Je lâchai un « Euh... » traînant.

– Allez ! Toi qui es toujours plongée dans tes souvenirs.

Puis l'ampoule dans ma caboche s'alluma :

– La colonie !

– La colonie ! répéta Laura, enthousiaste.

– La colonie ! singea Marion. Et on peut savoir de quoi vous causez ? Hein, Robine ? Nous aussi on veut passer le temps.

Laura s'éclaircit la gorge d'une manière bien théâtrale et commença :

– A seize ans, nous sommes parties toutes les deux en colonie de vacances.

– Où ça ? demanda Marion qui se débattait avec un fil barbelé coincé dans son short.

– En Bretagne. Le dernier soir, nous avons voulu convaincre les moniteurs de nous emmener danser en boîte. Evidemment ils n'ont pas voulu, et l'un d'eux, Manu ou Kevin...

– Jérémy, coupai-je.

– Jérémy a clos la conversation en nous rappelant que nous étions mineures. Alors nous avons réglé nos montres avec plusieurs filles du camping pour se retrouver devant les sanitaires et s'incruster à la soirée.

– Vous l'avez fait ?

– Oui. On a attendu une bonne heure après que les monos aient terminé leur réunion et se soient couchés. L'avantage c'est que les journées passées en bord de mer à gérer une colo d'ados en pleine crise d'hormones ça les mettaient KO pour la nuit. Nous sommes parties avec nos lampes de poches pour rejoindre la ville.

– On connaissait la route pour avoir pris le minibus tous les jours mais on n'avait pas du tout pris conscience que le temps du trajet à pied serait aussi long.

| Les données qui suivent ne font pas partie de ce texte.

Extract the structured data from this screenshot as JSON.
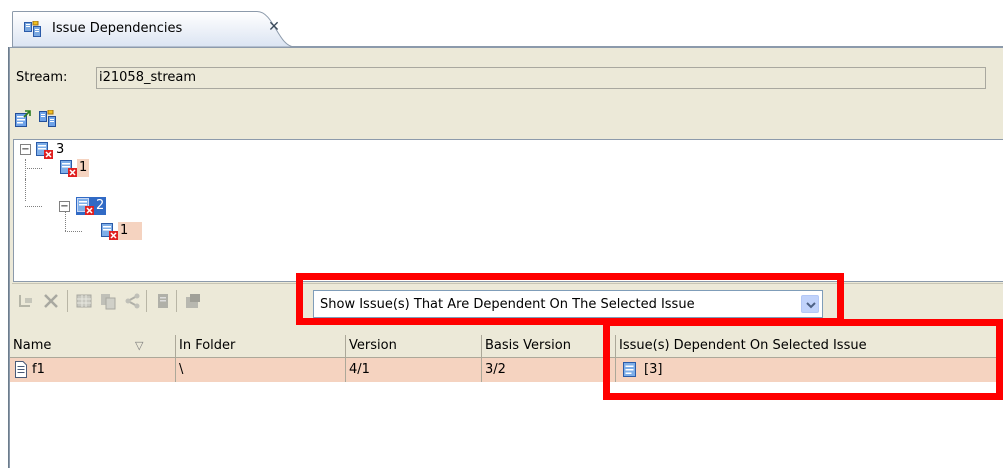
{
  "tab": {
    "title": "Issue Dependencies",
    "close_glyph": "✕",
    "icon": "issue-dependencies-icon"
  },
  "stream": {
    "label": "Stream:",
    "value": "i21058_stream"
  },
  "toolbar_top": {
    "icons": [
      "export-icon",
      "dependencies-icon"
    ]
  },
  "tree": {
    "nodes": [
      {
        "label": "3",
        "depth": 0,
        "expander": "−",
        "state": "normal"
      },
      {
        "label": "1",
        "depth": 1,
        "expander": "",
        "state": "highlight"
      },
      {
        "label": "2",
        "depth": 1,
        "expander": "−",
        "state": "selected"
      },
      {
        "label": "1",
        "depth": 2,
        "expander": "",
        "state": "highlight"
      }
    ]
  },
  "filter": {
    "selected": "Show Issue(s) That Are Dependent On The Selected Issue"
  },
  "table": {
    "sort_glyph": "▽",
    "columns": [
      "Name",
      "In Folder",
      "Version",
      "Basis Version",
      "Issue(s) Dependent On Selected Issue"
    ],
    "rows": [
      {
        "name": "f1",
        "folder": "\\",
        "version": "4/1",
        "basis": "3/2",
        "dependent": "[3]"
      }
    ]
  },
  "colors": {
    "highlight": "#ff0000",
    "selected": "#316ac5",
    "row_bg": "#f5d3c0",
    "chrome": "#ece9d8"
  }
}
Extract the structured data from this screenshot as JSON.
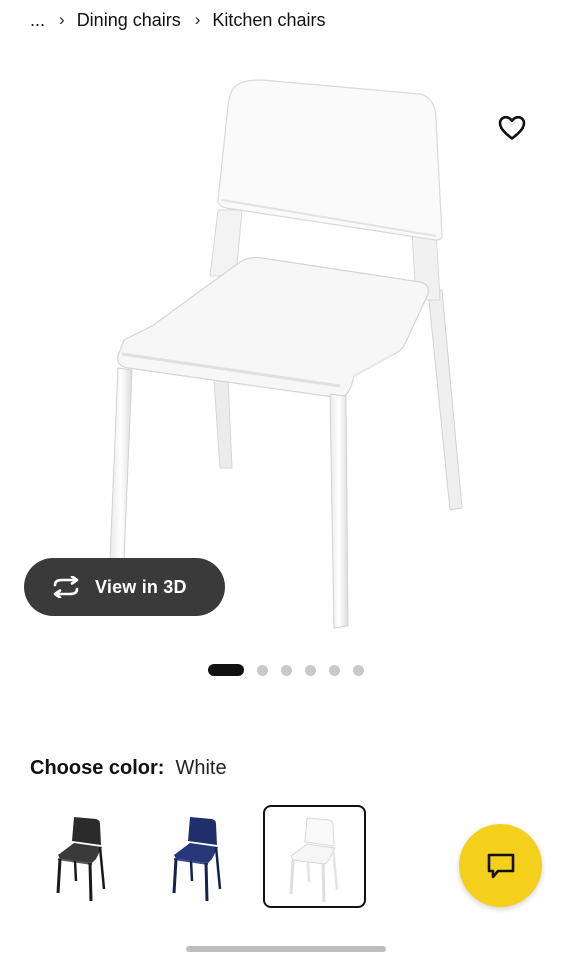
{
  "breadcrumb": {
    "ellipsis": "...",
    "separator": "›",
    "items": [
      {
        "label": "Dining chairs"
      },
      {
        "label": "Kitchen chairs"
      }
    ]
  },
  "product": {
    "favorite_icon": "heart-outline-icon",
    "view3d_icon": "rotate-3d-icon",
    "view3d_label": "View in 3D",
    "carousel": {
      "total": 6,
      "active_index": 0
    }
  },
  "color": {
    "title": "Choose color:",
    "selected": "White",
    "options": [
      {
        "name": "Black",
        "hex": "#2b2b2b",
        "selected": false
      },
      {
        "name": "Blue",
        "hex": "#1f2f6b",
        "selected": false
      },
      {
        "name": "White",
        "hex": "#ffffff",
        "selected": true
      }
    ]
  },
  "chat": {
    "icon": "chat-bubble-icon",
    "color": "#f4d01c"
  },
  "colors": {
    "view3d_bg": "#3a3a3a",
    "accent_yellow": "#f4d01c"
  }
}
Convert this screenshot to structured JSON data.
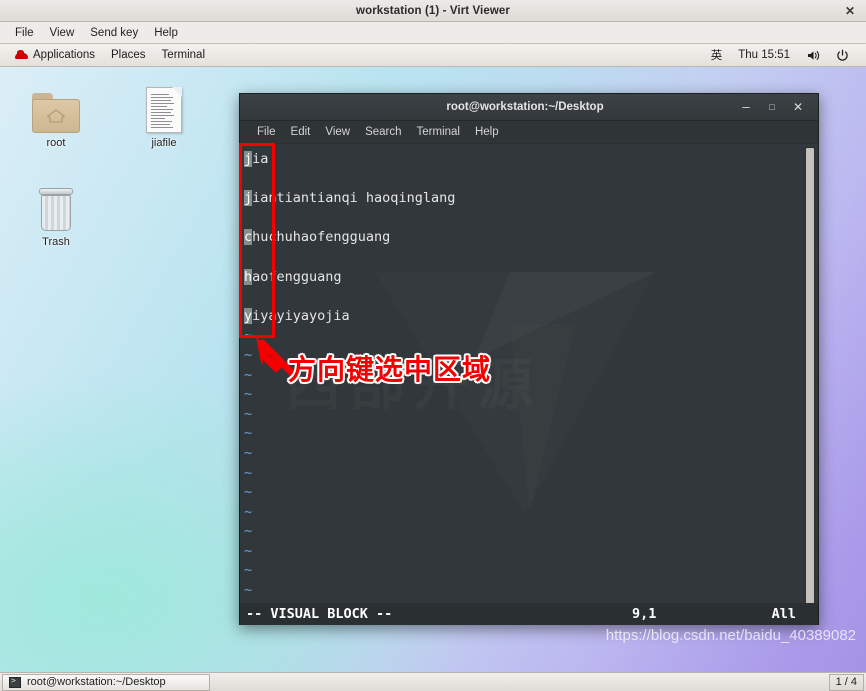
{
  "viewer": {
    "title": "workstation (1) - Virt Viewer",
    "close_label": "✕",
    "menu": [
      "File",
      "View",
      "Send key",
      "Help"
    ]
  },
  "gnome_panel": {
    "applications": "Applications",
    "places": "Places",
    "terminal": "Terminal",
    "input_method": "英",
    "clock": "Thu 15:51",
    "volume_icon": "volume-icon",
    "power_icon": "power-icon"
  },
  "desktop": {
    "icons": [
      {
        "label": "root",
        "type": "home-folder"
      },
      {
        "label": "jiafile",
        "type": "text-document"
      },
      {
        "label": "Trash",
        "type": "trash-can"
      }
    ],
    "watermark_url": "https://blog.csdn.net/baidu_40389082"
  },
  "terminal": {
    "title": "root@workstation:~/Desktop",
    "minimize_label": "–",
    "maximize_label": "□",
    "close_label": "✕",
    "menu": [
      "File",
      "Edit",
      "View",
      "Search",
      "Terminal",
      "Help"
    ],
    "background_watermark": "西部开源"
  },
  "vim": {
    "lines": [
      {
        "selected": "j",
        "rest": "ia"
      },
      {
        "selected": "",
        "rest": ""
      },
      {
        "selected": "j",
        "rest": "iantiantianqi haoqinglang"
      },
      {
        "selected": "",
        "rest": ""
      },
      {
        "selected": "c",
        "rest": "huchuhaofengguang"
      },
      {
        "selected": "",
        "rest": ""
      },
      {
        "selected": "h",
        "rest": "aofengguang"
      },
      {
        "selected": "",
        "rest": ""
      },
      {
        "selected": "y",
        "rest": "iyayiyayojia"
      }
    ],
    "tilde_count": 15,
    "tilde": "~",
    "status": {
      "mode": "-- VISUAL BLOCK --",
      "position": "9,1",
      "percent": "All"
    }
  },
  "annotation": {
    "text": "方向键选中区域",
    "color": "#f40000"
  },
  "taskbar": {
    "window_button": "root@workstation:~/Desktop",
    "workspace": "1 / 4"
  }
}
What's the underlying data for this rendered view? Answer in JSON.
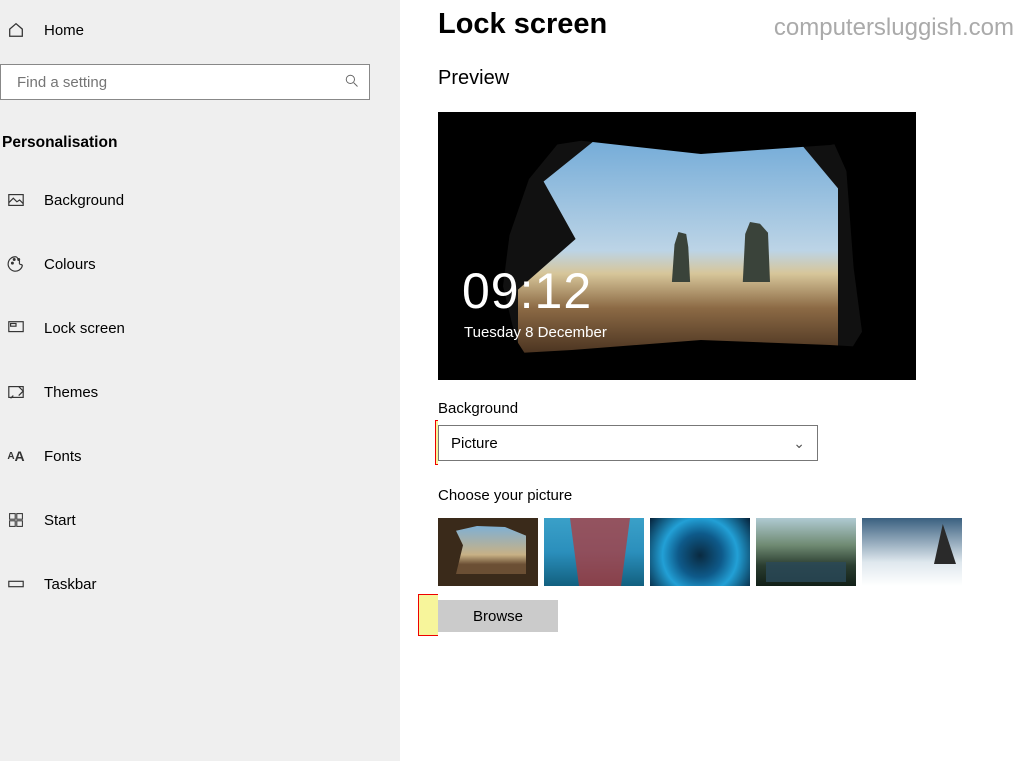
{
  "sidebar": {
    "home_label": "Home",
    "search_placeholder": "Find a setting",
    "category_label": "Personalisation",
    "items": [
      {
        "icon": "image-icon",
        "label": "Background"
      },
      {
        "icon": "palette-icon",
        "label": "Colours"
      },
      {
        "icon": "monitor-icon",
        "label": "Lock screen",
        "selected": true
      },
      {
        "icon": "themes-icon",
        "label": "Themes"
      },
      {
        "icon": "font-icon",
        "label": "Fonts"
      },
      {
        "icon": "start-icon",
        "label": "Start"
      },
      {
        "icon": "taskbar-icon",
        "label": "Taskbar"
      }
    ]
  },
  "main": {
    "title": "Lock screen",
    "watermark": "computersluggish.com",
    "preview_label": "Preview",
    "preview_time": "09:12",
    "preview_date": "Tuesday 8 December",
    "background_label": "Background",
    "background_dropdown_value": "Picture",
    "choose_picture_label": "Choose your picture",
    "browse_label": "Browse"
  }
}
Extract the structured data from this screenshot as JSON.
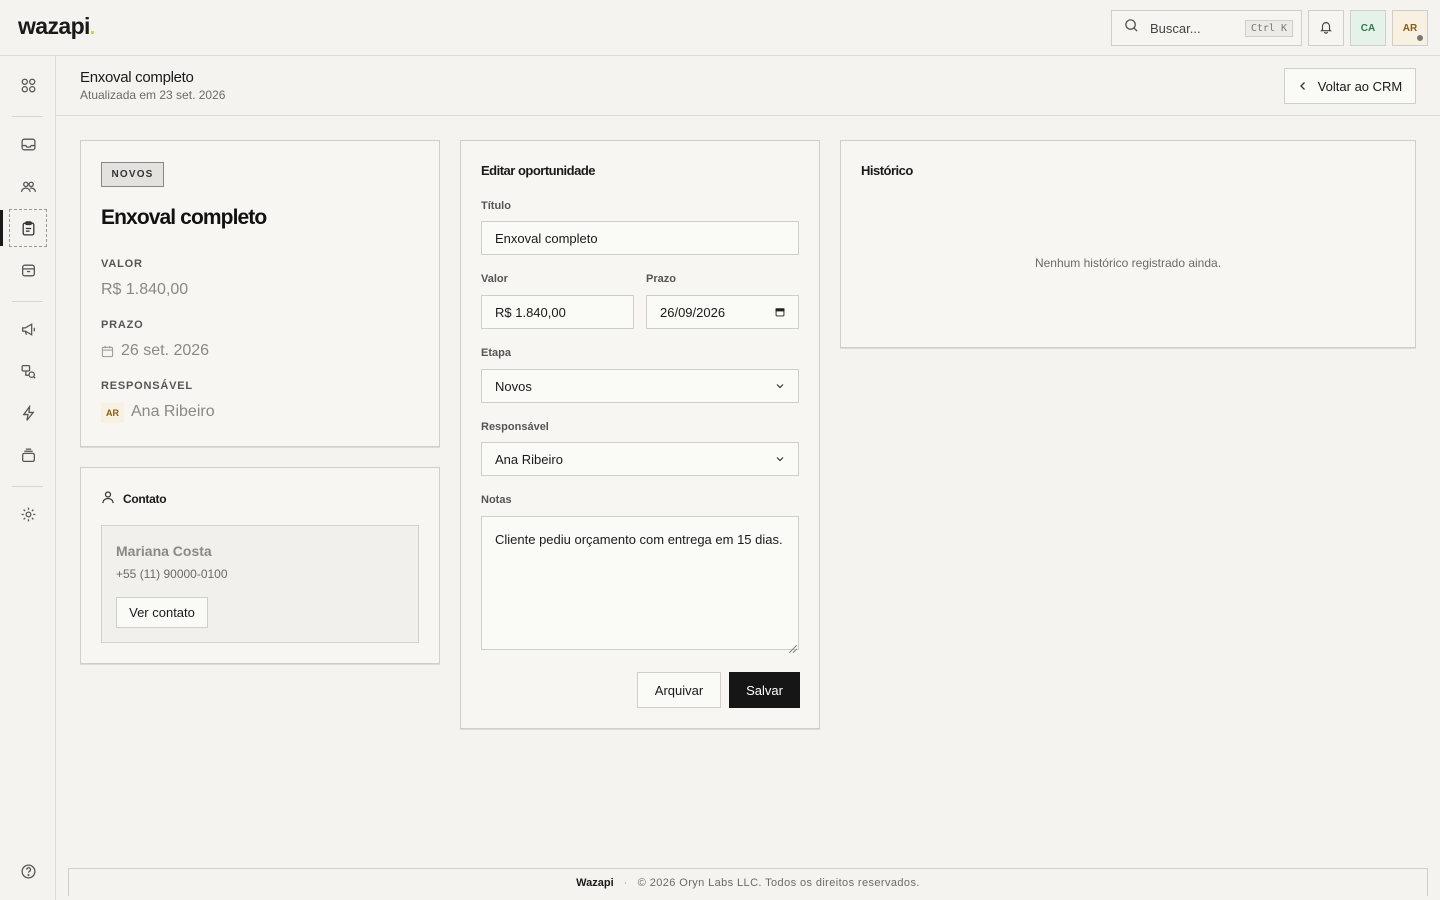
{
  "app": {
    "logo": "wazapi"
  },
  "topbar": {
    "search": {
      "placeholder": "Buscar...",
      "shortcut": "Ctrl K"
    },
    "org_initials": "CA",
    "user_initials": "AR"
  },
  "sidebar": {
    "items": [
      "grid-icon",
      "inbox-icon",
      "users-icon",
      "clipboard-icon",
      "archive-icon",
      "megaphone-icon",
      "flow-icon",
      "lightning-icon",
      "stack-icon",
      "gear-icon",
      "help-icon"
    ],
    "active": "clipboard-icon"
  },
  "header": {
    "title": "Enxoval completo",
    "subtitle": "Atualizada em 23 set. 2026",
    "back_label": "Voltar ao CRM"
  },
  "summary": {
    "stage_badge": "NOVOS",
    "title": "Enxoval completo",
    "value_label": "VALOR",
    "value": "R$ 1.840,00",
    "deadline_label": "PRAZO",
    "deadline": "26 set. 2026",
    "owner_label": "RESPONSÁVEL",
    "owner_initials": "AR",
    "owner": "Ana Ribeiro"
  },
  "contact": {
    "heading": "Contato",
    "name": "Mariana Costa",
    "phone": "+55 (11) 90000-0100",
    "button": "Ver contato"
  },
  "edit": {
    "heading": "Editar oportunidade",
    "title_label": "Título",
    "title_value": "Enxoval completo",
    "value_label": "Valor",
    "value_value": "R$ 1.840,00",
    "deadline_label": "Prazo",
    "deadline_value": "26/09/2026",
    "stage_label": "Etapa",
    "stage_value": "Novos",
    "owner_label": "Responsável",
    "owner_value": "Ana Ribeiro",
    "notes_label": "Notas",
    "notes_value": "Cliente pediu orçamento com entrega em 15 dias.",
    "archive_button": "Arquivar",
    "save_button": "Salvar"
  },
  "history": {
    "heading": "Histórico",
    "empty": "Nenhum histórico registrado ainda."
  },
  "footer": {
    "brand": "Wazapi",
    "separator": "·",
    "copyright": "© 2026 Oryn Labs LLC. Todos os direitos reservados."
  },
  "colors": {
    "background": "#f4f3ef",
    "primary_button": "#161616",
    "org_avatar_bg": "#e4f2ea",
    "user_avatar_bg": "#f8f1e2"
  }
}
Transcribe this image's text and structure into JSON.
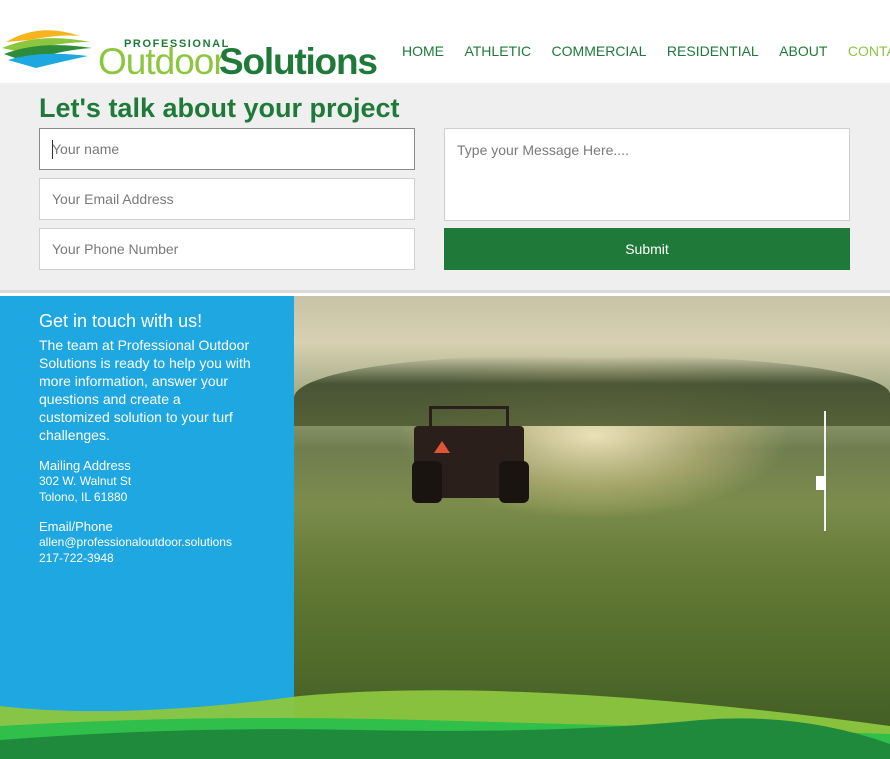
{
  "brand": {
    "small": "PROFESSIONAL",
    "outdoor": "Outdoor",
    "solutions": "Solutions",
    "colors": {
      "dark_green": "#1f7a3a",
      "light_green": "#8cc63f",
      "blue": "#1ea7e1"
    }
  },
  "nav": {
    "items": [
      {
        "label": "HOME"
      },
      {
        "label": "ATHLETIC"
      },
      {
        "label": "COMMERCIAL"
      },
      {
        "label": "RESIDENTIAL"
      },
      {
        "label": "ABOUT"
      },
      {
        "label": "CONTACT"
      }
    ],
    "active": "CONTACT"
  },
  "form": {
    "title": "Let's talk about your project",
    "name_placeholder": "Your name",
    "email_placeholder": "Your Email Address",
    "phone_placeholder": "Your Phone Number",
    "message_placeholder": "Type your Message Here....",
    "submit_label": "Submit"
  },
  "contact": {
    "heading": "Get in touch with us!",
    "description": "The team at Professional Outdoor Solutions is ready to help you with more information, answer your questions and create a customized solution to your turf challenges.",
    "mailing_label": "Mailing Address",
    "address_line1": "302 W. Walnut St",
    "address_line2": "Tolono, IL 61880",
    "email_phone_label": "Email/Phone",
    "email": "allen@professionaloutdoor.solutions",
    "phone": "217-722-3948"
  },
  "icons": {
    "logo": "landscape-logo-icon"
  }
}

– Et nous étions coiffées, habillées et chaussées comme des poupées bas de gamme. Et pourtant convaincues que nous arriverions au but, que les vigiles seraient sympas et nous laisseraient entrer par ce que c'était l'été, les vacances et que tout le monde était sympa.

– Vilaines filles...

– Et, donc ?

– Nous sommes arrivées en ville. Certaines étaient trop fatiguées et regrettaient d'être parties. Surtout qu'il y avait le retour à faire. Mais nous avons remotivés les troupes et je suis allée me mettre en tête dans la queue. Je ne me rappelle plus du nom de la boîte.

– Moi non plus, dis-je.

– Bien entendu, le videur a tout de suite vu que nous n'étions que des gamines et a refusé net. Les filles ont commencé à s'énerver et ça a été pire quand certains adultes ont voulu savoir où étaient nos parents ou les responsables majeurs qui devaient s'occuper de nous. Alors ils ont appelé les flics. On s'est enfuies.

– J'imagine le tableau, ça devait être beau toutes ces perruches en train de se carapater ! ironisa Marion.

– Horrible, on a perdu celles qui n'avaient pas de lampes de poches !

– Elles n'étaient pas finaudes, dis donc... Il suffisait de suivre la plage comme pour l'aller si j'ai bien compris.

Laura et moi acquiesçâmes en nous joignant au rire de Robine.

– Ça s'est terminé comment ? demanda ensuite cette dernière alors qu'elle tenait une branche pour nous libérer le passage.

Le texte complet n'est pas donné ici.